A importância de analisar a minha experiência do medo do frio reside em identificar um padrão de pensamento que, muito provavelmente, se aplica noutras situações e que pode evoluir para uma fobia. Tal como qualquer medo, este não precisa de existir. O mesmo padrão existe em relação às preocupações: ou seja, pre-ocupamo-nos com algo mesmo antes desse algo existir. Isso é inútil e não ajuda a lidar com a realidade.

Durante a minha infância eu lembro-me de ser chamada "friorenta" porque eu era mais sensível ao frio do que as minhas irmãs. A minha mãe dizia várias vezes que eu "era feita de lãzinha" porque não podia apanhar uma corrente de ar ou sentir um bocadinho de frio sem me queixar. Este tornou-se um automatismo até hoje.
Ao escrever sobre este padrão consigo identificar outros automatismos em mim que são baseados em ideias, ou seja, a minha ideologia passou a ditar as minhas ações. O facto de eu acreditar que sentir o frio do chão ou a brisa do vento é razão para eu reagir faz com que eu reaja. Porquê? Vejo agora que existe o medo de ficar constipada. Quem é que não ouviu dizer: "não apanhes frio ou ainda ficas constipada". Grande parte da educação infantil consiste em ameaças ou em ultimados de "ou fazes isto ou qualquer-coisa-de-mau acontece". Por isso, apanhar frio ou sentir frio passou a ter uma conotação negativa em mim. Quantos de nós temos esta relação de medo ou de preocupação com as coisas?

Este processo é revelador. Quanto da vida estamos a ignorar ou a escolher não ver porque aceitamos e permitir limitarmo-nos com as ideias que impomos a nós mesmos? Quanto de mim estou a limitar ao participar neste padrão de auto-limitação que, tal como um vírus, tem a capacidade de contagiar as minhas outras ações para justificar a "lealdade" à ideologia?

Apesar deste blog ser essencialmente para transmitir o padrão e perceber como é que a mente funciona, escusado será dizer que são exactamente estas ideias que criam separação para com a realidade e isto passa-se tanto nas nossas vidas pessoais como ao nível internacional - basta ver como a ideologia serve de rótulo que bloqueia a comunicação entre grupos definidos por ideologias diferentes.

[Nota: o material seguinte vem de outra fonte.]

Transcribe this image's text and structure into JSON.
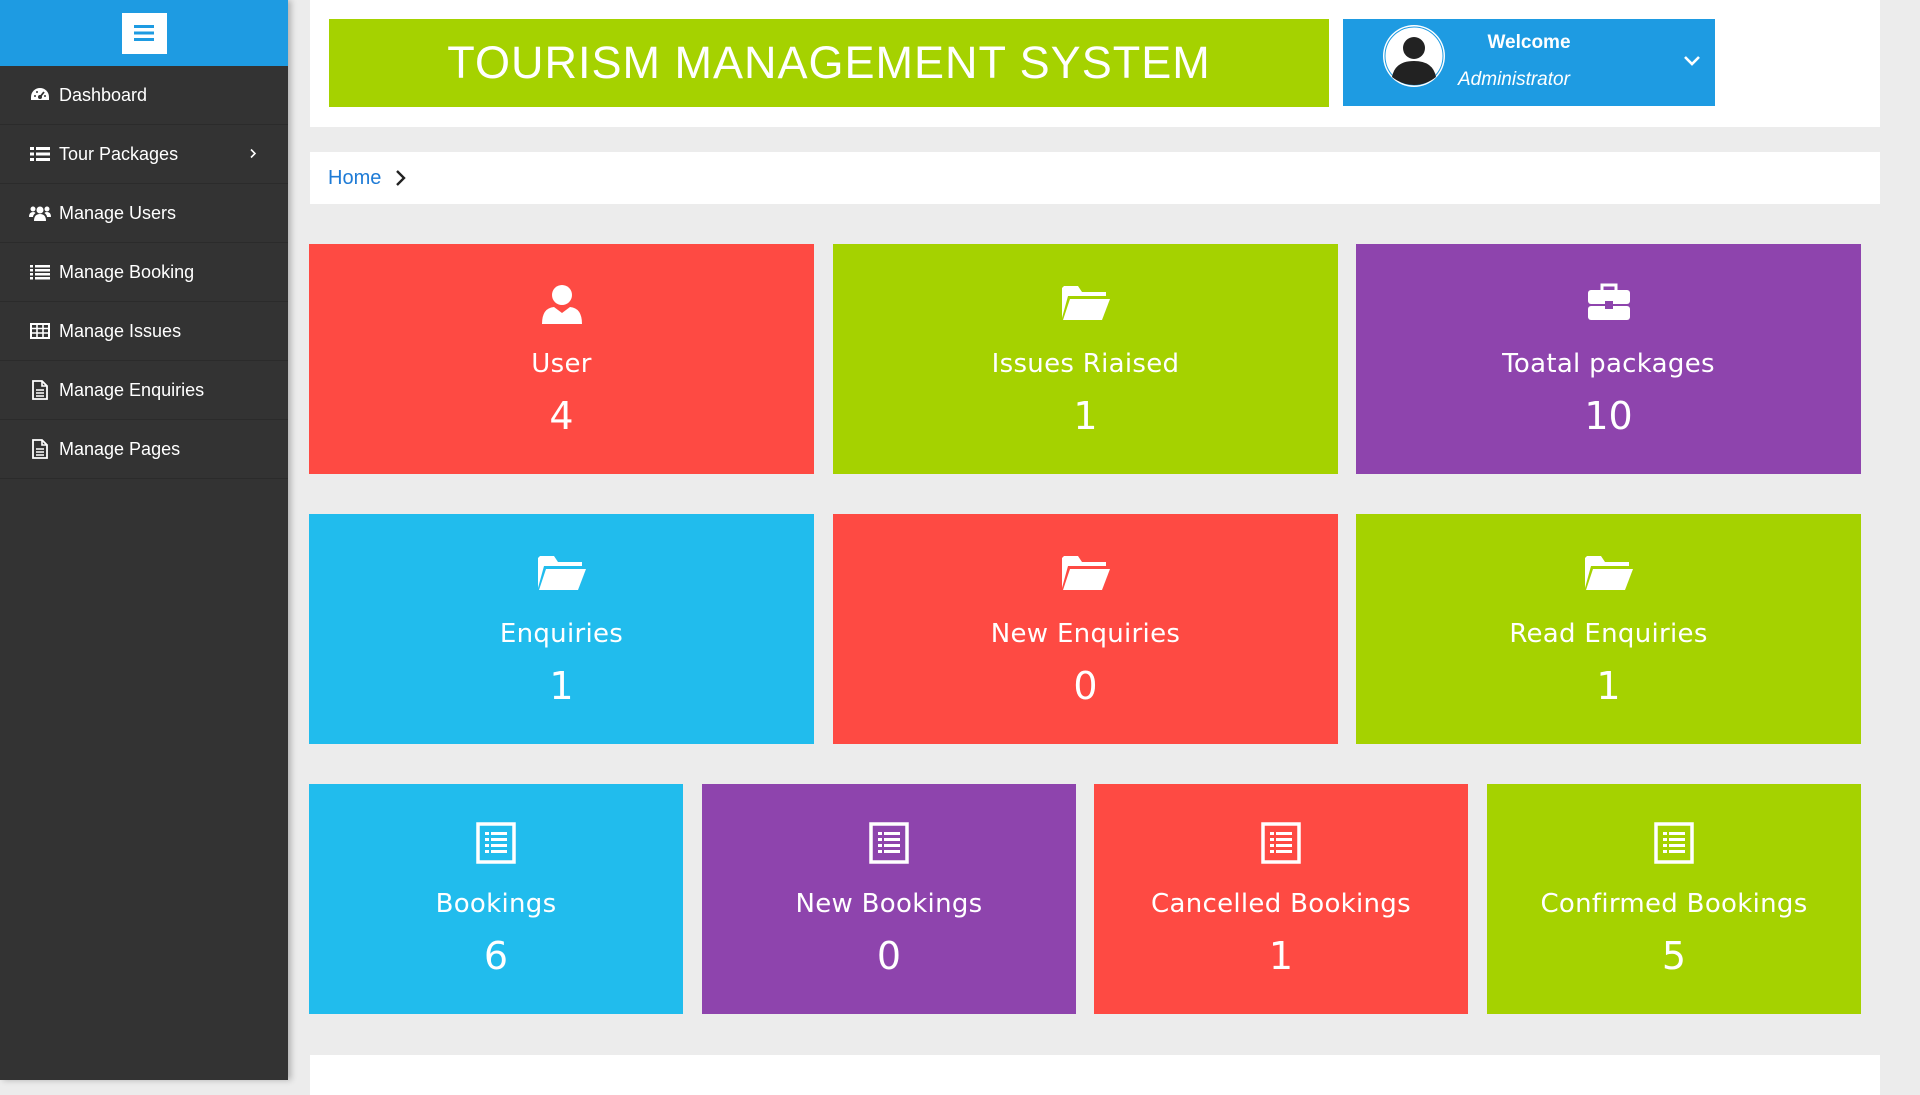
{
  "colors": {
    "sidebar_bg": "#333333",
    "accent_blue": "#1e9be2",
    "green": "#a5d200",
    "red": "#fe4a43",
    "purple": "#8e44ad",
    "cyan": "#21bced"
  },
  "sidebar": {
    "toggle_icon": "hamburger-icon",
    "items": [
      {
        "label": "Dashboard",
        "icon": "dashboard-icon"
      },
      {
        "label": "Tour Packages",
        "icon": "list-icon",
        "has_submenu": true
      },
      {
        "label": "Manage Users",
        "icon": "users-icon"
      },
      {
        "label": "Manage Booking",
        "icon": "list-icon"
      },
      {
        "label": "Manage Issues",
        "icon": "table-icon"
      },
      {
        "label": "Manage Enquiries",
        "icon": "file-icon"
      },
      {
        "label": "Manage Pages",
        "icon": "file-icon"
      }
    ]
  },
  "header": {
    "title": "TOURISM MANAGEMENT SYSTEM",
    "welcome": "Welcome",
    "role": "Administrator"
  },
  "breadcrumb": {
    "home": "Home"
  },
  "tiles": [
    {
      "label": "User",
      "count": "4",
      "icon": "user-icon",
      "color": "#fe4a43"
    },
    {
      "label": "Issues Riaised",
      "count": "1",
      "icon": "folder-open-icon",
      "color": "#a5d200"
    },
    {
      "label": "Toatal packages",
      "count": "10",
      "icon": "briefcase-icon",
      "color": "#8e44ad"
    },
    {
      "label": "Enquiries",
      "count": "1",
      "icon": "folder-open-icon",
      "color": "#21bced"
    },
    {
      "label": "New Enquiries",
      "count": "0",
      "icon": "folder-open-icon",
      "color": "#fe4a43"
    },
    {
      "label": "Read Enquiries",
      "count": "1",
      "icon": "folder-open-icon",
      "color": "#a5d200"
    },
    {
      "label": "Bookings",
      "count": "6",
      "icon": "list-alt-icon",
      "color": "#21bced"
    },
    {
      "label": "New Bookings",
      "count": "0",
      "icon": "list-alt-icon",
      "color": "#8e44ad"
    },
    {
      "label": "Cancelled Bookings",
      "count": "1",
      "icon": "list-alt-icon",
      "color": "#fe4a43"
    },
    {
      "label": "Confirmed Bookings",
      "count": "5",
      "icon": "list-alt-icon",
      "color": "#a5d200"
    }
  ]
}
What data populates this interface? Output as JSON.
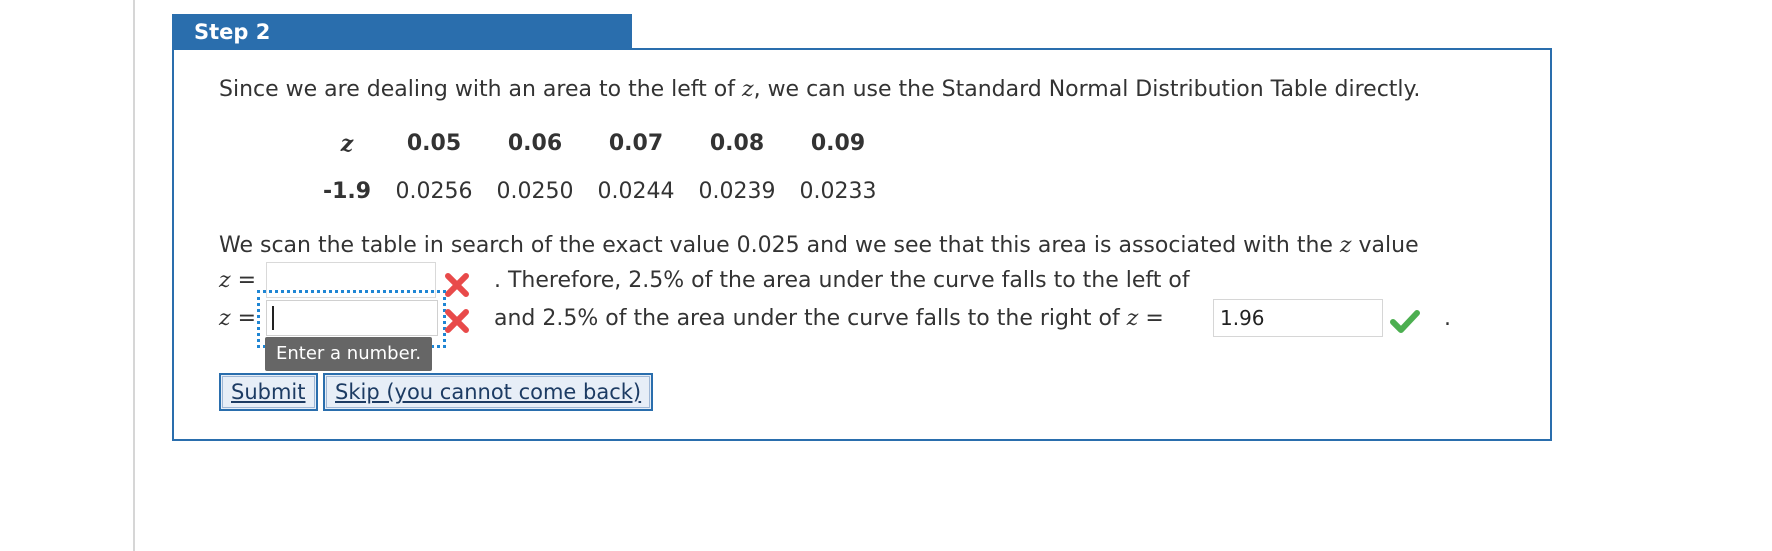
{
  "step": {
    "title": "Step 2"
  },
  "intro": {
    "before": "Since we are dealing with an area to the left of ",
    "z": "z",
    "after": ", we can use the Standard Normal Distribution Table directly."
  },
  "table": {
    "header_z": "z",
    "columns": [
      "0.05",
      "0.06",
      "0.07",
      "0.08",
      "0.09"
    ],
    "row_label": "-1.9",
    "values": [
      "0.0256",
      "0.0250",
      "0.0244",
      "0.0239",
      "0.0233"
    ]
  },
  "scan": {
    "before": "We scan the table in search of the exact value 0.025 and we see that this area is associated with the ",
    "z": "z",
    "after": " value"
  },
  "line1": {
    "z": "z",
    "eq": " =",
    "input_value": "",
    "text": ". Therefore, 2.5% of the area under the curve falls to the left of"
  },
  "line2": {
    "z": "z",
    "eq": " =",
    "input_value": "",
    "text_before": "and 2.5% of the area under the curve falls to the right of ",
    "z2": "z",
    "text_eq": " =",
    "answer_value": "1.96",
    "period": "."
  },
  "tooltip": {
    "text": "Enter a number."
  },
  "buttons": {
    "submit": "Submit",
    "skip": "Skip (you cannot come back)"
  },
  "icons": {
    "incorrect": "x-mark-icon",
    "correct": "check-mark-icon"
  },
  "colors": {
    "header_blue": "#2a6ead",
    "incorrect_red": "#e84a4a",
    "correct_green": "#4caf50",
    "focus_blue": "#1f86d4"
  }
}
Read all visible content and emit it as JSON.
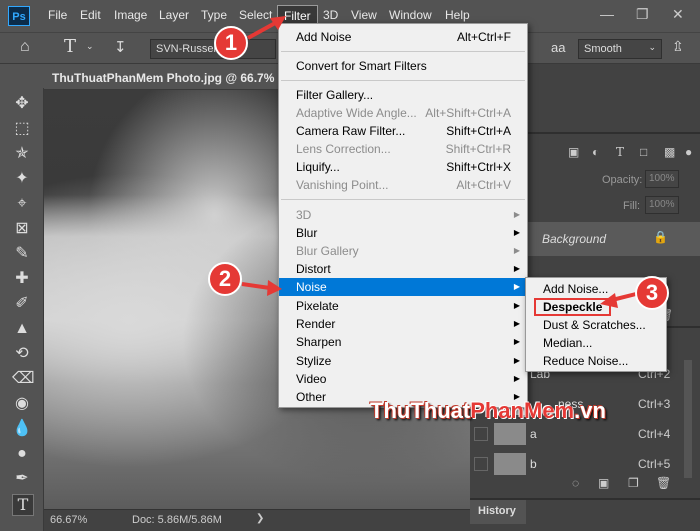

Não será a Guerra Fria uma manifestação da nossa própria relação com as nossas ideologias e da maneira como nos sentimos ameaçados por ideologias diferentes que desafiam as nossas própria crenças?
Finalmente, não será a ideologia uma barreira invisível e mental que nos separa do mundo físico e da realidade?

Voltando ao exemplo do frio, o facto de eu evitar colocar o pé na tijoleira, estou a sabotar o meu equilíbrio corporal e posso eventualmente magoar-me "a sério" na tentativa de saltar de um tapete para o outro; ter resistência para sair de casa por causa da ideia do frio pode condicionar o meu dia e dificultar a minha comunicação com os outros por estar em modo reactivo;  preocupar-me com a ideia de ficar constipada por sentir frio é meio caminho andado para me permitir estar vulnerável e criar a minha própria doença na minha mente e depois no meu corpo.


Este processo de desconstruir a minha ideologia é o processo de tomar responsabilidade por cada pensamento, por cada ideia, por cada julgamento e por cada verdade ou mentira que eu criei em mim própria. Só tirando estes óculos foscos é que será possível ver o que a vida realmente é, expandir-me e vero o mundo em que andamos, com os pés bem assentes na Terra.